Elder Gary E. Stevenson said President Ballard has taught members of the Quorum to be inclusive. “There is a place for everyone in the Lord’s Church,” he said. Often that means succoring the weak and lifting the hands that hang down (Doctrine and Covenants 81:5).
“Are we insulated from people in the world? No, we are not,” Elder Stevenson said. “We are meeting with members and ministering to members who have very particular and significant family and individual afflictions and adversities.”
Elder Dale G. Renlund said the real joy of traveling the globe as an Apostle comes “one on one, knee to knee, eyeball to eyeball.”
“The Savior didn’t fly on a jet, go to a Marriott, go to a meetinghouse, give a two-hour sermon and then leave,” explained Elder Renlund. “He was with people. He actually spent time with people. We don’t have everything recorded in the New Testament or Book of Mormon that He did, but it’s clear that He spent a lot of time being with, ministering and helping individuals.”
Church leaders must get to know the people and their circumstances to be able to serve them better, said Elder Renlund. Paul said, “I am made all things to all men, that I might by all means save some” (1 Corinthians 9:22).

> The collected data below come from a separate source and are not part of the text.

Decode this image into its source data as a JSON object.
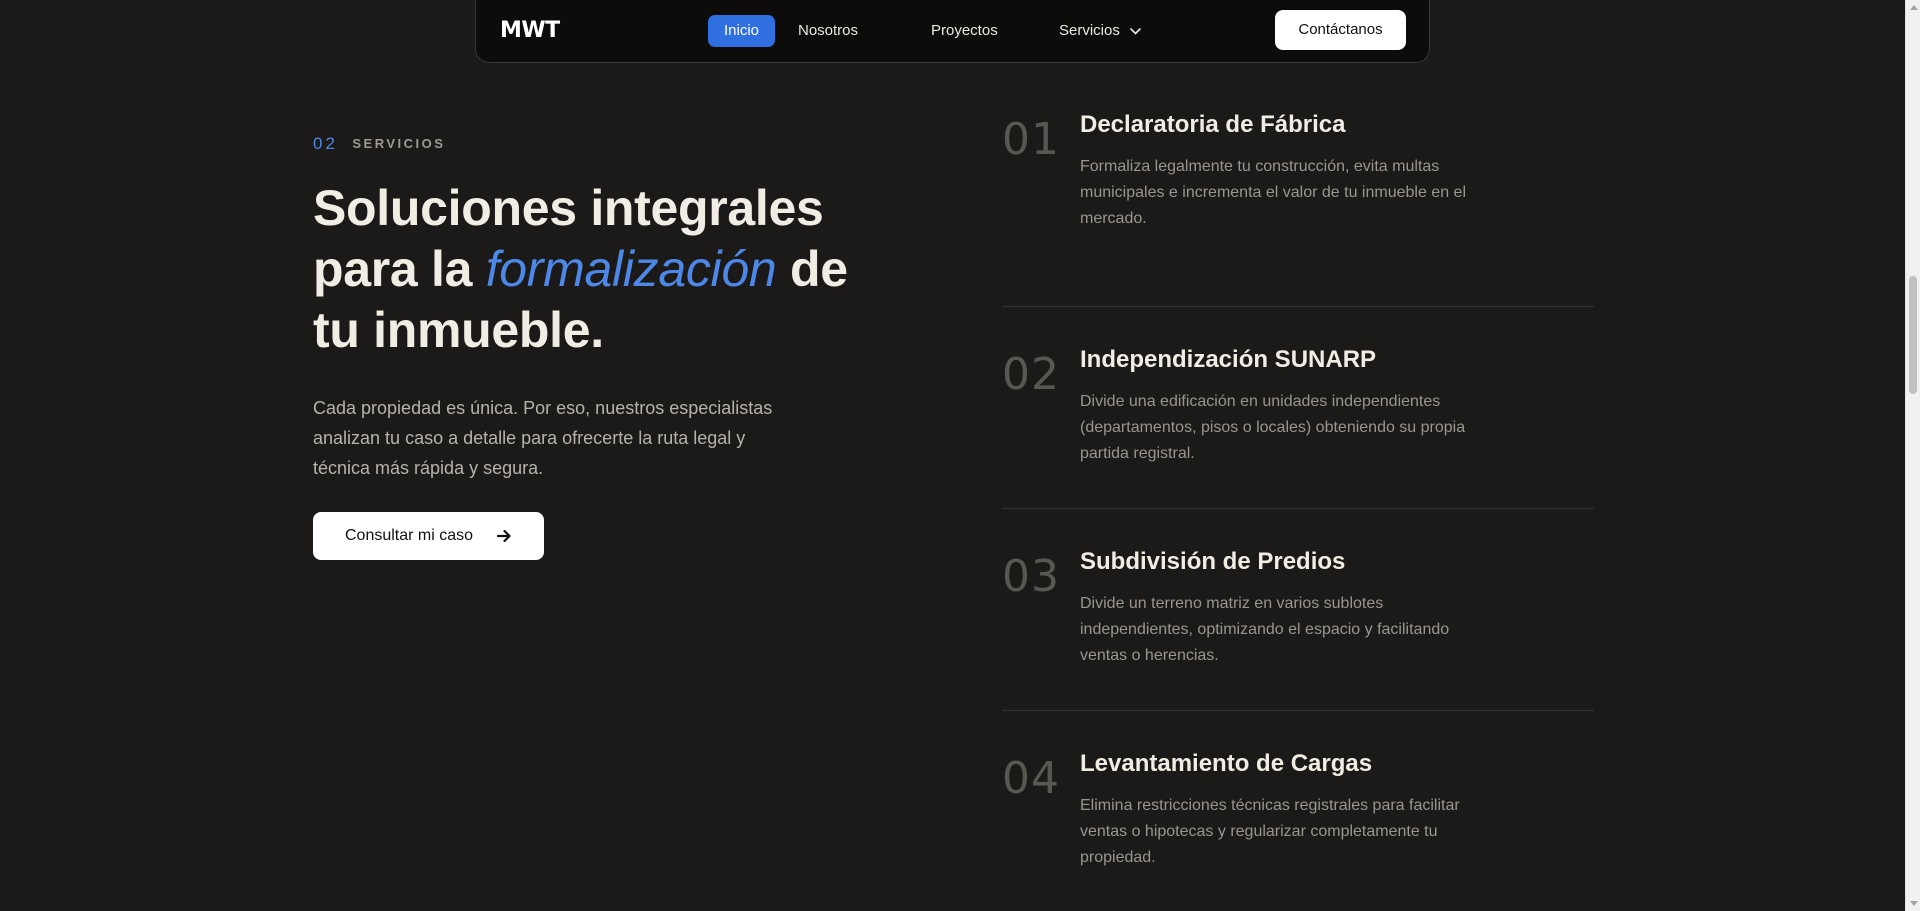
{
  "nav": {
    "logo": "MWT",
    "items": [
      {
        "label": "Inicio",
        "active": true
      },
      {
        "label": "Nosotros"
      },
      {
        "label": "Proyectos"
      },
      {
        "label": "Servicios",
        "has_dropdown": true
      }
    ],
    "contact_label": "Contáctanos"
  },
  "hero": {
    "eyebrow_number": "02",
    "eyebrow_label": "SERVICIOS",
    "headline_part1": "Soluciones integrales para la ",
    "headline_accent": "formalización",
    "headline_part2": " de tu inmueble.",
    "lead": "Cada propiedad es única. Por eso, nuestros especialistas analizan tu caso a detalle para ofrecerte la ruta legal y técnica más rápida y segura.",
    "cta_label": "Consultar mi caso"
  },
  "services": [
    {
      "number": "01",
      "title": "Declaratoria de Fábrica",
      "description": "Formaliza legalmente tu construcción, evita multas municipales e incrementa el valor de tu inmueble en el mercado."
    },
    {
      "number": "02",
      "title": "Independización SUNARP",
      "description": "Divide una edificación en unidades independientes (departamentos, pisos o locales) obteniendo su propia partida registral."
    },
    {
      "number": "03",
      "title": "Subdivisión de Predios",
      "description": "Divide un terreno matriz en varios sublotes independientes, optimizando el espacio y facilitando ventas o herencias."
    },
    {
      "number": "04",
      "title": "Levantamiento de Cargas",
      "description": "Elimina restricciones técnicas registrales para facilitar ventas o hipotecas y regularizar completamente tu propiedad."
    }
  ],
  "colors": {
    "background": "#1c1a18",
    "accent": "#4d87e8",
    "nav_active": "#2f6fe0"
  },
  "icons": {
    "cta": "arrow-right-icon",
    "dropdown": "chevron-down-icon"
  }
}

“When I go to Madagascar, I want to be as Malagasy as I can be. … I think part of that is getting to know their circumstances, getting beyond the appearance of a chubby old guy from the United States. I need them to see that I’m a disciple of Christ, and that doesn’t happen unless I’m with them. Whatever the outward characteristics are, they can look and first and foremost see a disciple of Christ.”